Pra quê escrever se ninguém lê?

Pra quê escrever se ninguém lê?

Fotografia: Correio da Manhã/Acervo Arquivo Nacional

Pra quê escrever se ninguém lê? Todo escritor já se perguntou isso na longa jornada da existência até a porta do cinema. Antigamente, no tempo em que os bichos falavam, diziam que o homem, para alcançar a imortalidade, precisava ter um filho, plantar uma árvore e escrever um livro. Isso, claro, não faz mais o menor sentido. Primeiro porque a utilização da palavra “homem”, no sentido de “humanidade”, é uma abominação aos olhos de Deus e dos homens.

Digo, aos olhos da Deusa e das mulheres. Perdão, queridas. O patriarcado está em desconstrução, mas a demolidora atrasou a obra. É que só tem homem trabalhando na bagaça e os vagabundos fazem tudo errado. Sigamos.

Ter filho é bacana e é muito gostoso de fazer, mas ele garante apenas a transmissão dos seus genes e não das suas ideias de jerico. Ideias, como peitos e bandeiras, precisam de suporte. E o livro é uma mídia arcaica e ultrapassada, mas ainda é a mais charmosa e eficiente. Discos de vinis não podem mais ser escutados, fitas de vídeo não conseguem mais ser vistas, mas o livro… ah, o livro é para sempre, como já escreveu Umberto Eco.

Já plantar árvore é uma absoluta perda de tempo e podemos pular essa parte. O ministro do meio ambiente vai dar um jeito de tacar fogo nela mesmo. O Brasil, essa pérola no sul do mundo, inventou um ministério do meio ambiente que de fato cumpre o seu papel: até o fim da gestão, metade do ambiente terá sido destruído.

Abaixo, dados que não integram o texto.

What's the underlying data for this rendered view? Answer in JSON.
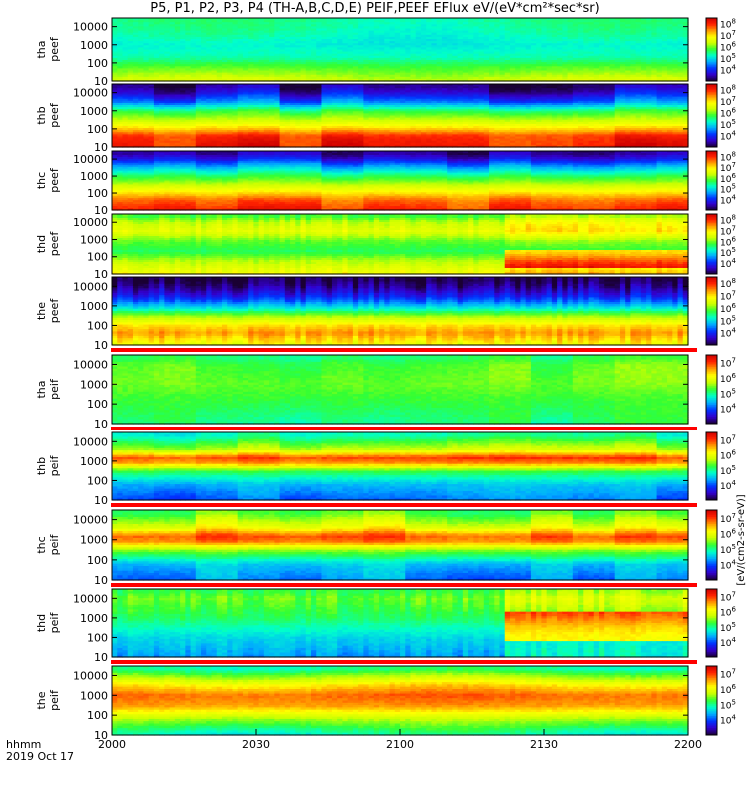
{
  "title": "P5, P1, P2, P3, P4 (TH-A,B,C,D,E) PEIF,PEEF EFlux eV/(eV*cm²*sec*sr)",
  "colorbar_label": "[eV/(cm2-s-sr-eV)]",
  "time_axis": {
    "label_line1": "hhmm",
    "label_line2": "2019 Oct 17",
    "ticks": [
      "2000",
      "2030",
      "2100",
      "2130",
      "2200"
    ]
  },
  "colors": {
    "background": "#ffffff",
    "separator": "#ff0000",
    "colormap": [
      "#1a0033",
      "#3300cc",
      "#0033ff",
      "#00aaff",
      "#00ffcc",
      "#33ff33",
      "#ccff00",
      "#ffff00",
      "#ff9900",
      "#ff2200",
      "#cc0000"
    ]
  },
  "chart_data": {
    "type": "heatmap",
    "x_range_minutes": [
      0,
      120
    ],
    "x_tick_values_minutes": [
      0,
      30,
      60,
      90,
      120
    ],
    "y_scale": "log",
    "y_range_eV": [
      10,
      30000
    ],
    "y_ticks": [
      "10000",
      "1000",
      "100",
      "10"
    ],
    "panels": [
      {
        "name": "tha peef",
        "line1": "tha",
        "line2": "peef",
        "cbar_ticks": [
          "10^8",
          "10^7",
          "10^6",
          "10^5",
          "10^4"
        ],
        "clim": [
          3,
          8.5
        ],
        "profile": [
          [
            10,
            6.4
          ],
          [
            60,
            5.8
          ],
          [
            200,
            5.3
          ],
          [
            1000,
            5.1
          ],
          [
            5000,
            5.3
          ],
          [
            20000,
            5.4
          ]
        ],
        "time_var": "smooth",
        "amp": 0.25
      },
      {
        "name": "thb peef",
        "line1": "thb",
        "line2": "peef",
        "cbar_ticks": [
          "10^8",
          "10^7",
          "10^6",
          "10^5",
          "10^4"
        ],
        "clim": [
          3,
          8.5
        ],
        "profile": [
          [
            10,
            8.1
          ],
          [
            40,
            7.9
          ],
          [
            100,
            7.1
          ],
          [
            300,
            6.3
          ],
          [
            1000,
            5.6
          ],
          [
            3000,
            4.4
          ],
          [
            10000,
            3.6
          ],
          [
            20000,
            3.3
          ]
        ],
        "time_var": "blocks",
        "amp": 0.45
      },
      {
        "name": "thc peef",
        "line1": "thc",
        "line2": "peef",
        "cbar_ticks": [
          "10^8",
          "10^7",
          "10^6",
          "10^5",
          "10^4"
        ],
        "clim": [
          3,
          8.5
        ],
        "profile": [
          [
            10,
            8.0
          ],
          [
            40,
            7.6
          ],
          [
            100,
            7.0
          ],
          [
            300,
            6.3
          ],
          [
            1000,
            5.6
          ],
          [
            3000,
            4.8
          ],
          [
            10000,
            3.8
          ],
          [
            20000,
            3.4
          ]
        ],
        "time_var": "blocks",
        "amp": 0.35
      },
      {
        "name": "thd peef",
        "line1": "thd",
        "line2": "peef",
        "cbar_ticks": [
          "10^8",
          "10^7",
          "10^6",
          "10^5",
          "10^4"
        ],
        "clim": [
          3,
          8.5
        ],
        "profile": [
          [
            10,
            6.8
          ],
          [
            60,
            6.2
          ],
          [
            200,
            5.6
          ],
          [
            800,
            5.9
          ],
          [
            3000,
            6.6
          ],
          [
            10000,
            6.3
          ],
          [
            20000,
            5.8
          ]
        ],
        "time_var": "bursty",
        "amp": 0.4
      },
      {
        "name": "the peef",
        "line1": "the",
        "line2": "peef",
        "cbar_ticks": [
          "10^8",
          "10^7",
          "10^6",
          "10^5",
          "10^4"
        ],
        "clim": [
          3,
          8.5
        ],
        "profile": [
          [
            10,
            6.7
          ],
          [
            40,
            7.4
          ],
          [
            100,
            7.0
          ],
          [
            300,
            6.1
          ],
          [
            1000,
            4.8
          ],
          [
            3000,
            3.9
          ],
          [
            10000,
            3.3
          ],
          [
            20000,
            3.1
          ]
        ],
        "time_var": "noisy",
        "amp": 0.35
      },
      {
        "name": "tha peif",
        "line1": "tha",
        "line2": "peif",
        "cbar_ticks": [
          "10^7",
          "10^6",
          "10^5",
          "10^4"
        ],
        "clim": [
          3,
          7.5
        ],
        "profile": [
          [
            10,
            5.0
          ],
          [
            100,
            5.2
          ],
          [
            1000,
            5.4
          ],
          [
            10000,
            5.3
          ],
          [
            20000,
            5.1
          ]
        ],
        "time_var": "blocks",
        "amp": 0.3
      },
      {
        "name": "thb peif",
        "line1": "thb",
        "line2": "peif",
        "cbar_ticks": [
          "10^7",
          "10^6",
          "10^5",
          "10^4"
        ],
        "clim": [
          3,
          7.5
        ],
        "profile": [
          [
            10,
            4.0
          ],
          [
            60,
            4.4
          ],
          [
            300,
            5.2
          ],
          [
            800,
            6.6
          ],
          [
            1500,
            6.9
          ],
          [
            4000,
            5.6
          ],
          [
            20000,
            4.8
          ]
        ],
        "time_var": "blocks",
        "amp": 0.45
      },
      {
        "name": "thc peif",
        "line1": "thc",
        "line2": "peif",
        "cbar_ticks": [
          "10^7",
          "10^6",
          "10^5",
          "10^4"
        ],
        "clim": [
          3,
          7.5
        ],
        "profile": [
          [
            10,
            4.2
          ],
          [
            60,
            4.5
          ],
          [
            300,
            5.5
          ],
          [
            800,
            6.7
          ],
          [
            1500,
            6.9
          ],
          [
            4000,
            6.0
          ],
          [
            20000,
            5.3
          ]
        ],
        "time_var": "blocks",
        "amp": 0.35
      },
      {
        "name": "thd peif",
        "line1": "thd",
        "line2": "peif",
        "cbar_ticks": [
          "10^7",
          "10^6",
          "10^5",
          "10^4"
        ],
        "clim": [
          3,
          7.5
        ],
        "profile": [
          [
            10,
            4.3
          ],
          [
            100,
            4.6
          ],
          [
            1000,
            5.1
          ],
          [
            10000,
            5.4
          ],
          [
            20000,
            5.2
          ]
        ],
        "time_var": "bursty_ion",
        "amp": 0.4
      },
      {
        "name": "the peif",
        "line1": "the",
        "line2": "peif",
        "cbar_ticks": [
          "10^7",
          "10^6",
          "10^5",
          "10^4"
        ],
        "clim": [
          3,
          7.5
        ],
        "profile": [
          [
            10,
            4.8
          ],
          [
            60,
            5.6
          ],
          [
            300,
            6.6
          ],
          [
            1000,
            6.8
          ],
          [
            3000,
            6.3
          ],
          [
            10000,
            5.5
          ],
          [
            20000,
            5.0
          ]
        ],
        "time_var": "smooth",
        "amp": 0.3
      }
    ]
  }
}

Vamos, portanto, falar do livro e da arte da escrita. Escrever livro é prestigioso, pretensioso e presunçoso, mas ninguém vai ler. Desculpa dar a real pra ti. Nem se você misturar autoajuda com proselitismo político, tipo “O poder do pensamento positivo para derrotar o nazi-fascismo opressor”. Não vai vender. Você será convidado para a Flip e poderá até fazer a cidade flutuar com a força do pensamento, mas vender, não vai. Ano passado, Paraty subiu dois metros acima do nível do mar e matou três caiçaras do coração, mas a venda de livros continuou a mesma coisa.

Para virar um escritor milionário, só tem um jeito: fazer um pacto com criaturas diabólicas, como demonstram Paulo Coelho e Stephen King. Mas esse mercado também já está saturado. Baphomet, por exemplo, anda preferindo investir em startups. Acredite: eu sei.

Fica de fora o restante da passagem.